Надо лбом, что так устал,
Всё пари, что сий прибрал.

  Гляди, тут, действительно, можно было ощутить, что справа собрались служители Кирхи Нижних Небес. Они носили рясы из толерантного кашемира и высокие клобуки из пепла и были заняты тем, чтобы все имеющиеся в наличии солнечные затмения уложить в ящики. Потому что воздух  был перегружен этим, и вызывал головную боль. Некоторые же, также и служивые люди Чёрной прослойки, были с непокрытой головой. Их жестяные глаза косили. Их шевелюры из спичек потрескивали, коли при поклонах в них улавливался ветер.
  Но слева стихоклуб «Пышная ляжка» выставил свои вибрационные машины, мощные катапульты, коими тишайшие движения душевной жизни и испрашения улавливались и перебрасывались к оценке. К тому же они имели  Стиральную машину Банализации,  которая набивалась сверху Действительностью, дабы шестернёй и мешалкой её  обесценивать. И когда Мрак Всех Глаз заслепил, некоторые ощутили возможность развернуть распутное эротическое действо. Они притаскивали ил, цементный раствор и камни и пекли из этого  гигантскую  вульву, детородную часть богини Та-шлю-хи.
  Тут поднял Дирижёр Испрашения руки на три уровня выше, указал на их пылкое занятие и произнёс:
  «Назвались бы мне имена и происхождение этих подмастерий.»
  И ассистент, вознеся кухонный противень как чёрное солнце,  молебно ответствовал:
  «Имейте  снисхождение, Хэрр, то идеалисты. Их замечают у пылающей душевной жизни. Они рождены из полумрака и забыли умереть. Теперь они стихотворствуют о голой Точке.»
  И Дирижёр  Испрашения вторично поднял руки на три уровня выше, высморкался, сплюнул направо и налево и вопрошал:
  «Есть  декаденты средь них? Трансцендентные декаденты?»
  «Нет, — продолжал ответствовать ассистент, — лишь ночные мальцы средь них. Они карабкаются по памятнику Стихоотцу Гляйму и превращают в руины его внешний вид.»
  Тут  Дирижёр Испрашения взглянул пристальнее в их сторону и заметил:
  «Они, кажется, обладают активностью делать это.»
  «Да, Хэрр, — подтверждал ассистент, — они очень деловиты в их промывках (Он имел ввиду Стиральную машину Банализации).
  В этот миг покинул также один из многих подмастерий своё путевое окружение, подошёл ближе, держа в руках ящик для пожертвований, и прокричал:
  «Человечность в Слове и Письме! Бесплатная Человечность!»
  И другие напирали сверх того, выжимали мокрые платки, коими ранее они себе обвязали  головы, и декламировали, их только что изобретённые, изречения и потешки.
  Один: «Звёздочело моей мукокороны» и «Лампокраль из Иерусалима». Другой: «Я хотел б одно замечание сделать: уж коль ты крутою лестницей всходишь... Шаги влестнициваешь... Шэги влистнициваешь...». Третий: « Trapp, trapp моя астма, езжай туда,  ты карета» и «За нашими лбами пылают большие абцессы.»
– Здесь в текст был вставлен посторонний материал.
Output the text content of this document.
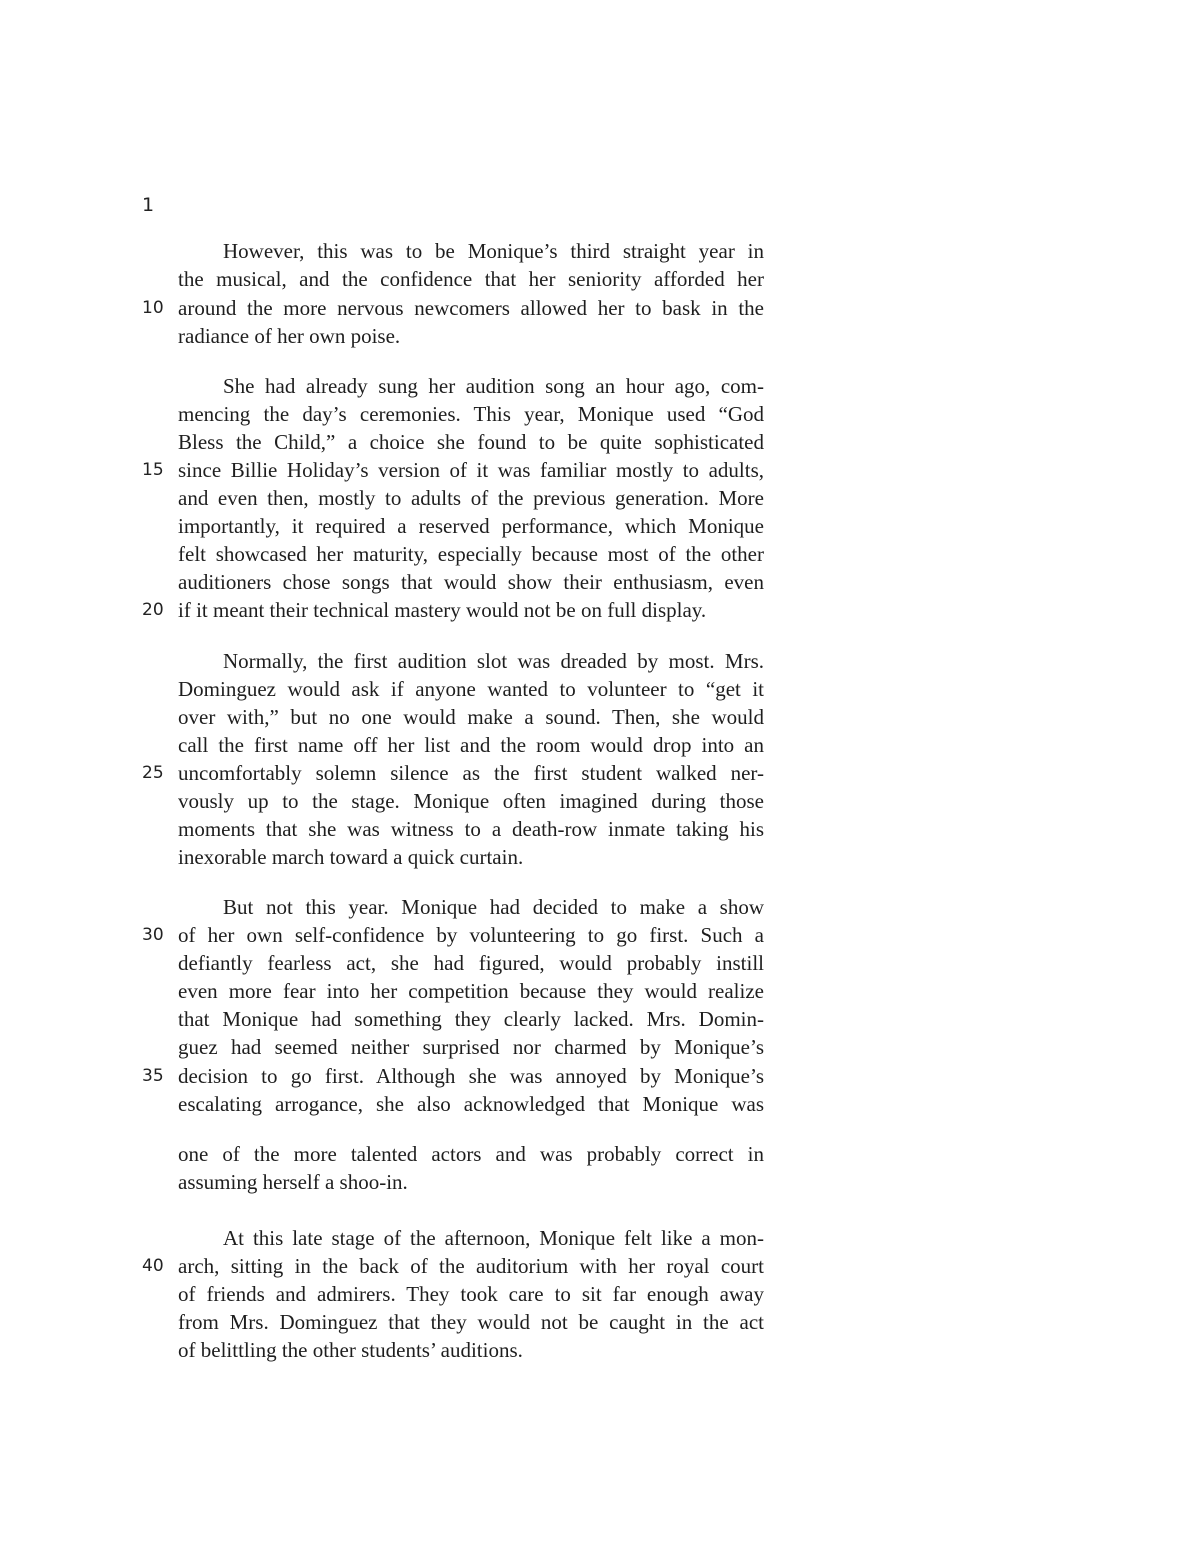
1
However, this was to be Monique’s third straight year in
the musical, and the confidence that her seniority afforded her
10 around the more nervous newcomers allowed her to bask in the
radiance of her own poise.
She had already sung her audition song an hour ago, com-
mencing the day’s ceremonies. This year, Monique used “God
Bless the Child,” a choice she found to be quite sophisticated
15 since Billie Holiday’s version of it was familiar mostly to adults,
and even then, mostly to adults of the previous generation. More
importantly, it required a reserved performance, which Monique
felt showcased her maturity, especially because most of the other
auditioners chose songs that would show their enthusiasm, even
20 if it meant their technical mastery would not be on full display.
Normally, the first audition slot was dreaded by most. Mrs.
Dominguez would ask if anyone wanted to volunteer to “get it
over with,” but no one would make a sound. Then, she would
call the first name off her list and the room would drop into an
25 uncomfortably solemn silence as the first student walked ner-
vously up to the stage. Monique often imagined during those
moments that she was witness to a death-row inmate taking his
inexorable march toward a quick curtain.
But not this year. Monique had decided to make a show
30 of her own self-confidence by volunteering to go first. Such a
defiantly fearless act, she had figured, would probably instill
even more fear into her competition because they would realize
that Monique had something they clearly lacked. Mrs. Domin-
guez had seemed neither surprised nor charmed by Monique’s
35 decision to go first. Although she was annoyed by Monique’s
escalating arrogance, she also acknowledged that Monique was
one of the more talented actors and was probably correct in
assuming herself a shoo-in.
At this late stage of the afternoon, Monique felt like a mon-
40 arch, sitting in the back of the auditorium with her royal court
of friends and admirers. They took care to sit far enough away
from Mrs. Dominguez that they would not be caught in the act
of belittling the other students’ auditions.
  «Они пересаливают, Хэрр — заключал ассистент. — По сути — безобидный народишко. Не должны они твоего гнева удостаиваться.»
  Но когда некто совсем сзади, у строительных лесов, закурил трубку и начал излагать своё эссе «О красоте неснесённых яиц», тут уж охватило Мастера Испрашения нетерпение и он воскричал:
  «Грубы, неотесанны и вызывающи вы. Вам не подходит, что вы надрываться должны. Вы хотите место на солнце. Дай им грош на всё их сборище и грош тому там, коий Плакальную на пищеводе выдувает. Гони их, Serpent, из их дыр. Се удручает меня, их  видеть сидящими.»
  Тут те запротестовали. И, пав духом, ассистент пролепетал:
  «Они хотят тут остаться сидеть и их крупномозговые лыка поедать. Большего они не хотят. Также не имеют больше штанов. Они пожертвовали всем вплоть до рубахи.»
  «Брось им коричневые штаны Абдул Хамида,  — уступил Мастер, — и дай нам дальше идти. Тут не помочь. Поистине, то могло бы при чрезмерном раздражении их нрава привести к случаю, что они явились бы с угрозами, палаш нам в желудок всадить, коли мы не примем меры, чтобы их Пережитое скупать. Ей-богу, дерзкий людской удар!»